In light of this it is informative to examine how we developed the reliance on the group. In the first stage of evolution there was little development of social groupings and the subsequent social brain. This ‘social brain’ coincided with the growth of the limbic system, that place where our emotions and sense of connectedness resides. About 100,000 years ago humans moved into tribes and the social development began.
The benefits of this tribal life went beyond the provision of food, shelter and security it extended to more time for ‘child care’ meaning there was more time for the development of our physical and cognitive skills. Along with this was the development of language, from grunts, to words, from grooming to non-verbal communication. This drive to communicate coupled with more security and better nutrition provided the conditions for the expansion of our brains.
The size of these groups has been shown to be between 50 and 75. This number is still a likely size of other primates who live in groups. These seem to be the numbers where strong bonds and attachments are formed. The cohesion found is supported by a sense of sharing and fairness. We trust things will be fair and we can rely on our group for support when we are struggling.
In contemporary times the tribe has been replaced by the big cities. Now in those cities we live not in discrete groups of about 75 we live with millions of strangers, our contribution to this metropolis often lacks satisfaction, being detached from the feedback your support is providing. We have become very individualised moving away from the supportive benefits of the tribe.

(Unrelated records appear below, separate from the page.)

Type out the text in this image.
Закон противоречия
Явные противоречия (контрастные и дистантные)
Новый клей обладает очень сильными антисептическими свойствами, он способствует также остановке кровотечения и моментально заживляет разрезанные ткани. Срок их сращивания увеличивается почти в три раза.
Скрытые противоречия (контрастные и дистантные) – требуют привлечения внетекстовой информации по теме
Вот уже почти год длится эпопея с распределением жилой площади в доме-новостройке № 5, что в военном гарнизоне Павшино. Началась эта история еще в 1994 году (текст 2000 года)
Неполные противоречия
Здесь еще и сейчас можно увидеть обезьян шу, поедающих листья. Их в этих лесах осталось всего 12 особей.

Successful arrangement of these large cities relies on some form of hierarchical authority that needs to dominate the organization. Those in ‘authority’ enjoy their own sense of power and the rewards that come with ‘individual success’ but they are not attached to those who serve them. Likewise workers in large industrial organisations have no contact with those who consume their production.
This loss of an encompassing tribal sized community has forced people to look for alternate ways to belong. This means we look to ‘belong’ to a football team, a political party, or a religion, something that we can identify with. This gives us something to defend but the support back from these communities is questionable. These types of communities have invariably become another version of industrialisation. Football teams have moved from being a ‘district team’ to a ‘franchise’ that really belongs to their owner not the fans. They are businesses where power and authority rest with those who compete for the leadership position.
There is no doubt that this marginalization of the group for the development of large industrial organization has led to an increase in our consumption of materials and benefits in services but at what cost.
However, what has been observed in this industrial age that the best outcomes are achieved when tasks are carried out by subset, tribe-like groups within the larger organisation. Success depends on tasks being designed to be completed by a special section, armies divide into units, police have squads, etc. there is an understanding of the benefit of ownership. This advantage comes from the social interaction of the group.
Schools have by design understood this process and have organized their children into classes. There have been attempts to ignore this process, we have had accelerated progression and vertical streaming but approaches satisfy the rationality of cognitive learning in fact they exemplify this approach but they have failed. Learning is about the development of the brain and the best conditions for neural plasticity for children, the creation of autobiographical memories the substance of all curriculum is in the tribal group.
As teachers it is relatively easy in primary school to create your class as a tribe. It is not as easy in the secondary years but it’s not as important but can still be done. The trick is to develop an identity for the class, create a culture that the kids want to belong to. Handle disputes as you would in a large family emphasizing the responsibility each class member has to the whole.
Creating this tribal class will not only benefit the students’ social learning it will provide the environment that will enhance their academic achievement.